Actually, we don't know from the OP information posted.  Traffic not matched by a defined class would go to class-default.  As OP didn't list the class-maps, we don't know where non-tagged traffic goes.  Also, BTW, I assume by non-tagged OP means IP packets with a ToS setting of zero.  (I.e. IP packets always have a ToS tag.)

"- yes 5% after the other queues take their bit."

An expanded yes -  the 5% is based on bandwidth after LLQ, however, the 5% would only really be 5% if the other 95% of non-LLQ bandwidth is allocated (which it isn't, in OP), and in operation, the 5% minimum guarantee is only when all 100% of bandwidth has been configured and it's all being used at defined maximums.

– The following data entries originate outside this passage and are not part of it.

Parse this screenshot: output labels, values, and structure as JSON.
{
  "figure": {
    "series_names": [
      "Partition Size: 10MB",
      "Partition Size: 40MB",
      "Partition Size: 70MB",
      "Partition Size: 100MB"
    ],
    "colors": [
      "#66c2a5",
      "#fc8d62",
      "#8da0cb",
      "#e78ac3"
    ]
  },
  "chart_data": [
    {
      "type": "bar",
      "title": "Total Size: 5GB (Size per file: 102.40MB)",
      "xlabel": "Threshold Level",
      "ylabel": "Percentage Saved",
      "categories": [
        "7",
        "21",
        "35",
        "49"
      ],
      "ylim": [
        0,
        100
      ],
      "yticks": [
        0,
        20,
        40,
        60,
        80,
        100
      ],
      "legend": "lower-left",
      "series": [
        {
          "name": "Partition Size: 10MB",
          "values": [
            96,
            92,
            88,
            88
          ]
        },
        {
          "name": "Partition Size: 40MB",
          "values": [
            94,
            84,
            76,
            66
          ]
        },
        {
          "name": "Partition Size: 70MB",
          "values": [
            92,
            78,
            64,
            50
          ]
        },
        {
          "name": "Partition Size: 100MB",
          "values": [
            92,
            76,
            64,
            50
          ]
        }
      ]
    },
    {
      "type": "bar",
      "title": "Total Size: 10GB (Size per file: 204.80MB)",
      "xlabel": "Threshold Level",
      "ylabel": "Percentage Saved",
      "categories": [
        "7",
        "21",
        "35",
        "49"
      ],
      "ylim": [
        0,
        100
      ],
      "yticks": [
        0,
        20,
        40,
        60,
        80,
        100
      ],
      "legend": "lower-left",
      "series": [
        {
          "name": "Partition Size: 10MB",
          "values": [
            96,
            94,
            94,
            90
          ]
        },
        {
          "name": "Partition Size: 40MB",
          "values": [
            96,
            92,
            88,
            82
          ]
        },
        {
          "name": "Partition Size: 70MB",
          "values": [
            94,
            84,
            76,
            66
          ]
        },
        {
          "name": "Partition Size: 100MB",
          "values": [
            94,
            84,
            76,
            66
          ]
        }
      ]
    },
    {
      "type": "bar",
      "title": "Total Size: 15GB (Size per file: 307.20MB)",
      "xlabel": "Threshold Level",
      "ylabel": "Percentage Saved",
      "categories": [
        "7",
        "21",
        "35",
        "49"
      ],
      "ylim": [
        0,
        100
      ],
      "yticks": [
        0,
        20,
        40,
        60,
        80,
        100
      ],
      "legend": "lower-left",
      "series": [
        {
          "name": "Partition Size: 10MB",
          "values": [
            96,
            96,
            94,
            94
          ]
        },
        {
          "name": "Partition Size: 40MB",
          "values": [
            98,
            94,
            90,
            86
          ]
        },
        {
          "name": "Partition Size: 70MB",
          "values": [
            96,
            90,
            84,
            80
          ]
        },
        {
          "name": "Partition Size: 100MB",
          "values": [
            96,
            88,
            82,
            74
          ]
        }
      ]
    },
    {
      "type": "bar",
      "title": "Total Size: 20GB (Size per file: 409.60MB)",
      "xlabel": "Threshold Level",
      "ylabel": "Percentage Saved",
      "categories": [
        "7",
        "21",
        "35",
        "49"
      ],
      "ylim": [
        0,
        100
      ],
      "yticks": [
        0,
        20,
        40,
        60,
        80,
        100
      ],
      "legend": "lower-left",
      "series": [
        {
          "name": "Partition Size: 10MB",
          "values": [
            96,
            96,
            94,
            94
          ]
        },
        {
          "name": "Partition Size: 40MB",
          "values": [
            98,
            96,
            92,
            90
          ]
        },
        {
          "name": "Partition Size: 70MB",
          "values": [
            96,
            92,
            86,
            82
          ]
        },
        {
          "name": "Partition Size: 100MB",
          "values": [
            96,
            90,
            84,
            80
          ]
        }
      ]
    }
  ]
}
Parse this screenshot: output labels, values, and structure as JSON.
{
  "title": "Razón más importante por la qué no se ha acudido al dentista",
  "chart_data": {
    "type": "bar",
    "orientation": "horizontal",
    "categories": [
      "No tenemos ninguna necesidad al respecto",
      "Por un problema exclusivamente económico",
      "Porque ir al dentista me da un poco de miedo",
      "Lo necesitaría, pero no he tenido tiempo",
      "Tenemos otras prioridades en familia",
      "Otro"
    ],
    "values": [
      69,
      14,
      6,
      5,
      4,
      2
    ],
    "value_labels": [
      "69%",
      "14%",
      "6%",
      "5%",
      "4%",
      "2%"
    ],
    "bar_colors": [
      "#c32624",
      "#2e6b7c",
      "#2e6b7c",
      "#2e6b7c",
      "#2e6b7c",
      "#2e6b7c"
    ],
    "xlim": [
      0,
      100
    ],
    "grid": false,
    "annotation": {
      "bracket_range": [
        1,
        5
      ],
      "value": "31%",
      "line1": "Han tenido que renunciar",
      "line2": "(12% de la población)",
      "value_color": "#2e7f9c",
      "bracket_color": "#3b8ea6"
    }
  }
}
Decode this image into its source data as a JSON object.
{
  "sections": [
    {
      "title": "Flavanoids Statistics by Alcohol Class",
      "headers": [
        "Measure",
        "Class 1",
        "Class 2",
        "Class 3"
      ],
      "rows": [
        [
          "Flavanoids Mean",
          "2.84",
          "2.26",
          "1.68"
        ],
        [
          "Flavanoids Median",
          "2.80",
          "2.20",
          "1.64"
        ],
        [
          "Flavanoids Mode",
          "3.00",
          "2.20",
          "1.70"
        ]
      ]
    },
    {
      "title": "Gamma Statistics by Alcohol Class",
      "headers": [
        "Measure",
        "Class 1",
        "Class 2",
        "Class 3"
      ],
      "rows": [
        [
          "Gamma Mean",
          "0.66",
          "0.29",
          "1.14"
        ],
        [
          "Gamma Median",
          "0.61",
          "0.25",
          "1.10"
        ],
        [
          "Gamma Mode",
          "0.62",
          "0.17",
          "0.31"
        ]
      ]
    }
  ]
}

What the bandwidth percentages really do, for non-LLQ traffic classes, it sets the dequeuing scheduling weight which is used relative to traffic classes.

"BUT: During congestion conditions, the traffic class is guaranteed bandwidth equal to the specified rate.
so this minimum is only in effect if no congestion occurs for this class, "

Actually, bandwidth guarantees are when there is congestion.  I.e. above may have been intended to read:
"BUT: During congestion conditions, the traffic class is guaranteed bandwidth equal to the specified rate.
so this minimum is only in effect if no congestion occurs for this class, "

 

Also, again, for the percentage to be provided, as the minimum, depends on overall policy configuration and actual traffic load against that policy.  I.e. there's more involved than whether this class, alone, is congested or not.

Hello Joseph,
Yes that is what i inteded to say.
thanks for signaling and correcting my typo

Joseph W. Doherty
Hall of Fame
Hall of Fame
"queue-limit dscp cs2 percent 80 (how do these %'s work and what dscp would you recommend?)"

These are setting lessor threshold tail drops for some DSCP marked traffic. I.e. CS2 traffic will begin to be dropped when 80% of the queue-limit is reached.

As to recommending DSCP values, unable to really do so without knowing what you're trying to accomplish and what your traffic "looks" like.

BTW, it helps if you identify the platform and IOS for questions like these, as QoS features vary across them. Since you have PQ 1 and 2, this is an ASR platform?